The gelatinous sap of Aloe vera barbadensis can soothe minor burns, skin rashes and sunburn.

  • Cut off a leaf of the plant at its fleshy base and split it open with a knife or razor blade.
  • Apply the sap to the irritation as quickly as possible and repeat often for the first few hours.

If you love to cook, keep an aloe plant on your kitchen windowsill to treat any minor mishaps.

Pot up the babies

Aloe plants seldom bloom when they are grown indoors through winter, but they often produce little offsets, called pups.

  • When the pups are five centimetres tall, cut them from the mother plant and pot them up in small containers. They make great gifts.


Pineapples are part of the bromeliad family.

Water their hearts

Most bromeliads have a central cup, or reservoir, that holds water until they need it.

  • Every week or so, dump out any water left in the cup and refill it with a fresh supply.
  • Bromeliads also take up water through little scales on their leaves.

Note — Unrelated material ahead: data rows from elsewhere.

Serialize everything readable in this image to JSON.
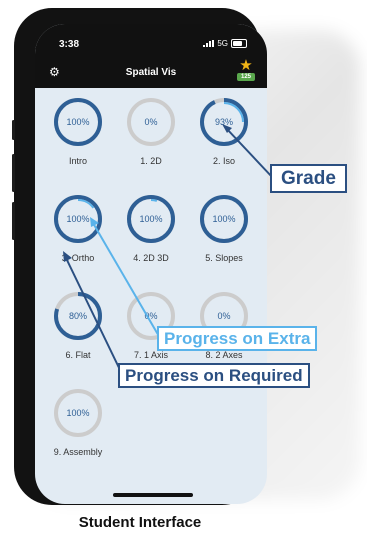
{
  "status_bar": {
    "time": "3:38",
    "network": "5G"
  },
  "header": {
    "title": "Spatial Vis",
    "settings_icon": "gear-icon",
    "star_icon": "star-icon",
    "score": "125"
  },
  "modules": [
    {
      "label": "Intro",
      "progress": "100%",
      "required_fraction": 1.0,
      "extra_fraction": 0
    },
    {
      "label": "1. 2D",
      "progress": "0%",
      "required_fraction": 0,
      "extra_fraction": 0
    },
    {
      "label": "2. Iso",
      "progress": "93%",
      "required_fraction": 0.93,
      "extra_fraction": 0.25
    },
    {
      "label": "3. Ortho",
      "progress": "100%",
      "required_fraction": 1.0,
      "extra_fraction": 0.15
    },
    {
      "label": "4. 2D 3D",
      "progress": "100%",
      "required_fraction": 1.0,
      "extra_fraction": 0.05
    },
    {
      "label": "5. Slopes",
      "progress": "100%",
      "required_fraction": 1.0,
      "extra_fraction": 0
    },
    {
      "label": "6. Flat",
      "progress": "80%",
      "required_fraction": 0.8,
      "extra_fraction": 0
    },
    {
      "label": "7. 1 Axis",
      "progress": "0%",
      "required_fraction": 0,
      "extra_fraction": 0
    },
    {
      "label": "8. 2 Axes",
      "progress": "0%",
      "required_fraction": 0,
      "extra_fraction": 0
    },
    {
      "label": "9. Assembly",
      "progress": "100%",
      "required_fraction": 0,
      "extra_fraction": 0
    }
  ],
  "annotations": {
    "grade": "Grade",
    "progress_extra": "Progress on Extra",
    "progress_required": "Progress on Required"
  },
  "caption": "Student Interface",
  "colors": {
    "required_ring": "#2e5f95",
    "extra_ring": "#5ab3ea",
    "track_ring": "#cccccc",
    "score_badge": "#5aa84d",
    "star": "#f2b516",
    "grade_callout": "#2b4f81",
    "extra_callout": "#5ab3ea",
    "required_callout": "#2b4f81"
  }
}
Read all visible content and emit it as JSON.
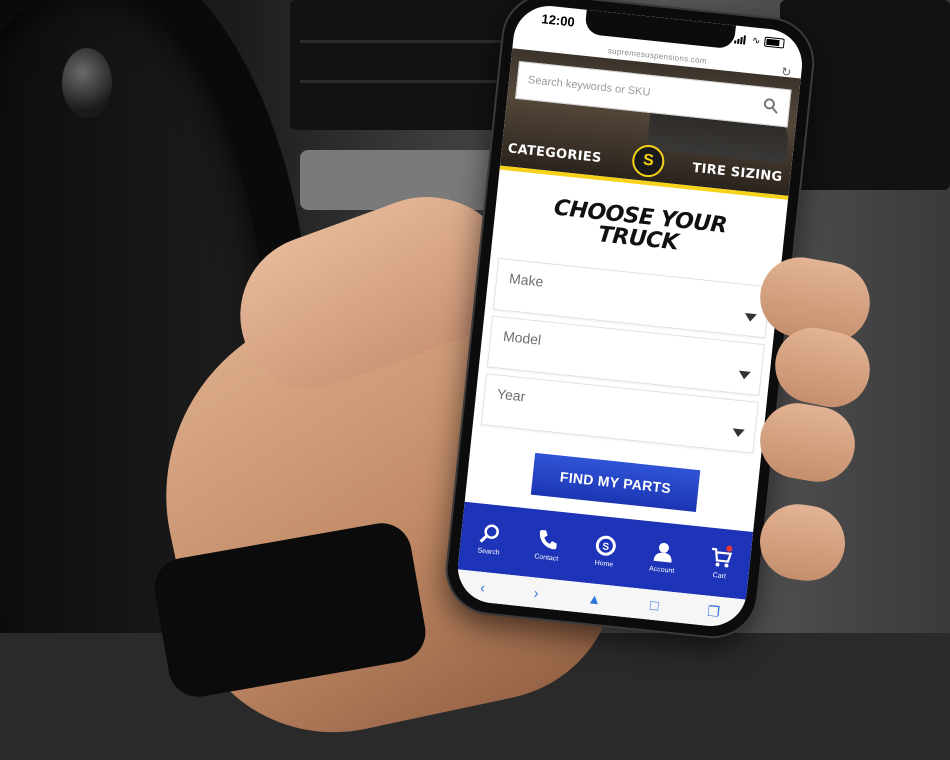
{
  "status_bar": {
    "time": "12:00"
  },
  "browser": {
    "url": "supremesuspensions.com"
  },
  "search": {
    "placeholder": "Search keywords or SKU"
  },
  "nav": {
    "categories": "CATEGORIES",
    "tire_sizing": "TIRE SIZING"
  },
  "logo_letter": "S",
  "main": {
    "heading_line1": "CHOOSE YOUR",
    "heading_line2": "TRUCK",
    "make_label": "Make",
    "model_label": "Model",
    "year_label": "Year",
    "find_button": "FIND MY PARTS"
  },
  "bottom_nav": [
    {
      "label": "Search",
      "icon": "search-icon"
    },
    {
      "label": "Contact",
      "icon": "phone-icon"
    },
    {
      "label": "Home",
      "icon": "logo-icon"
    },
    {
      "label": "Account",
      "icon": "user-icon"
    },
    {
      "label": "Cart",
      "icon": "cart-icon"
    }
  ],
  "colors": {
    "accent_yellow": "#f6d21a",
    "nav_blue": "#1d33b8",
    "button_blue": "#2f54d6"
  }
}
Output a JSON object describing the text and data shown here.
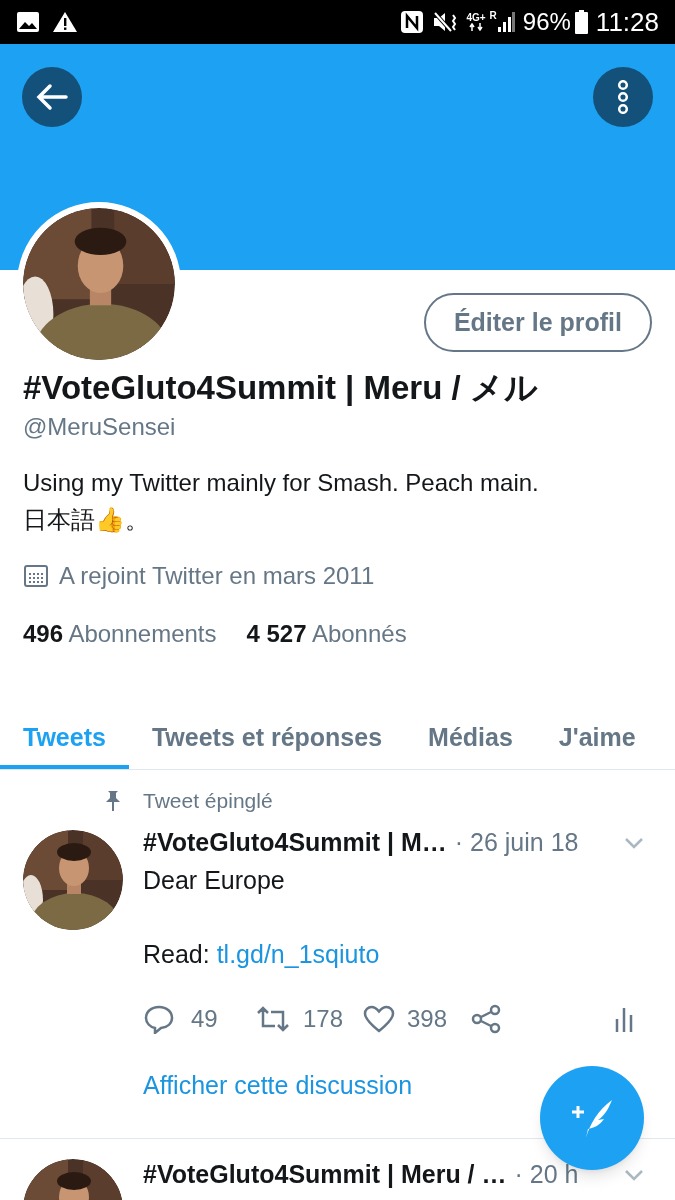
{
  "status_bar": {
    "network": "4G+",
    "roaming": "R",
    "battery": "96%",
    "time": "11:28"
  },
  "profile": {
    "edit_button": "Éditer le profil",
    "name": "#VoteGluto4Summit | Meru / メル",
    "handle": "@MeruSensei",
    "bio": "Using my Twitter mainly for Smash. Peach main.\n日本語👍。",
    "joined": "A rejoint Twitter en mars 2011",
    "stats": [
      {
        "count": "496",
        "label": "Abonnements"
      },
      {
        "count": "4 527",
        "label": "Abonnés"
      }
    ]
  },
  "tabs": [
    {
      "label": "Tweets",
      "selected": true
    },
    {
      "label": "Tweets et réponses",
      "selected": false
    },
    {
      "label": "Médias",
      "selected": false
    },
    {
      "label": "J'aime",
      "selected": false
    }
  ],
  "tweets": [
    {
      "pinned_label": "Tweet épinglé",
      "author": "#VoteGluto4Summit | M…",
      "time": "· 26 juin 18",
      "text": "Dear Europe",
      "link_prefix": "Read: ",
      "link": "tl.gd/n_1sqiuto",
      "replies": "49",
      "retweets": "178",
      "likes": "398",
      "thread_link": "Afficher cette discussion"
    },
    {
      "author": "#VoteGluto4Summit | Meru / …",
      "time": "· 20 h"
    }
  ]
}
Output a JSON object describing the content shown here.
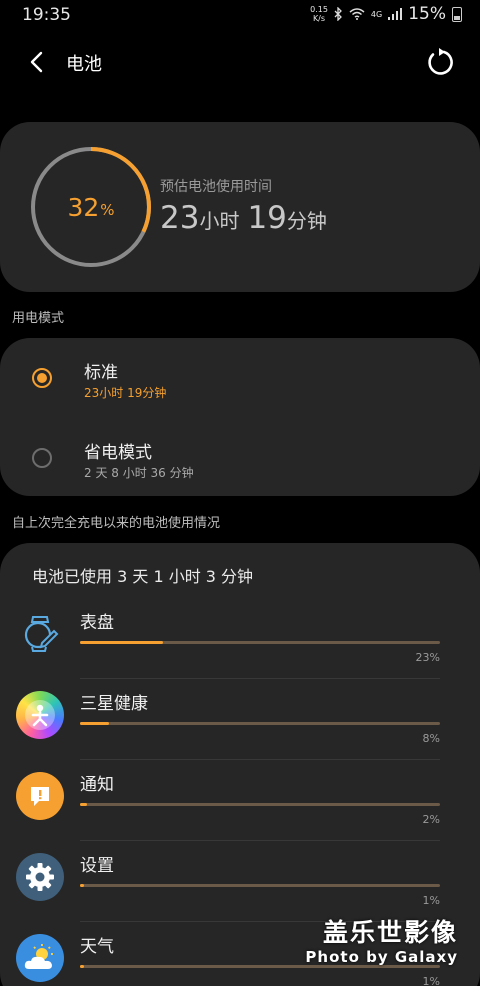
{
  "status_bar": {
    "time": "19:35",
    "speed_value": "0.15",
    "speed_unit": "K/s",
    "network": "4G",
    "battery_percent": "15%"
  },
  "header": {
    "title": "电池"
  },
  "battery": {
    "percent": "32",
    "percent_symbol": "%",
    "level": 32,
    "estimate_label": "预估电池使用时间",
    "estimate_hours": "23",
    "hours_unit": "小时",
    "estimate_minutes": "19",
    "minutes_unit": "分钟"
  },
  "power_mode": {
    "section_label": "用电模式",
    "options": [
      {
        "name": "标准",
        "detail": "23小时 19分钟",
        "selected": true
      },
      {
        "name": "省电模式",
        "detail": "2 天 8 小时 36 分钟",
        "selected": false
      }
    ]
  },
  "usage": {
    "section_label": "自上次完全充电以来的电池使用情况",
    "title": "电池已使用 3 天 1 小时 3 分钟",
    "apps": [
      {
        "name": "表盘",
        "percent_label": "23%",
        "percent": 23,
        "icon": "watch-face-icon"
      },
      {
        "name": "三星健康",
        "percent_label": "8%",
        "percent": 8,
        "icon": "samsung-health-icon"
      },
      {
        "name": "通知",
        "percent_label": "2%",
        "percent": 2,
        "icon": "notification-icon"
      },
      {
        "name": "设置",
        "percent_label": "1%",
        "percent": 1,
        "icon": "settings-gear-icon"
      },
      {
        "name": "天气",
        "percent_label": "1%",
        "percent": 1,
        "icon": "weather-icon"
      }
    ]
  },
  "watermark": {
    "line1": "盖乐世影像",
    "line2": "Photo by Galaxy"
  },
  "colors": {
    "accent": "#f5a030",
    "card": "#262626",
    "track": "#6b5a47"
  }
}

Water air plants (Tillandsias spp.) by misting them with a fine spray of room-temperature water.

Grow a bromeliad branch

Arrange several small bromeliads together on a shapely branch or piece of driftwood.

Secure them with florists' wire atop a small pad of humus-rich potting soil, such as orchid potting mix.

  • Indoors, keep your bromeliad branch in a room with high humidity.
  • Outdoors, place it where drips won't be a problem; spray it often with your hose.

Nurture the next generation

After a bromeliad blooms, the parent plant slowly dies. Before it expires, it will produce one or more offsets, or pups.

  • Wait until the pups are one-third to one-half the parent's size, then cut them away and pot them up.
  • Enclose the planted pups in a plastic bag for a couple of weeks to maintain high humidity while they grow little roots.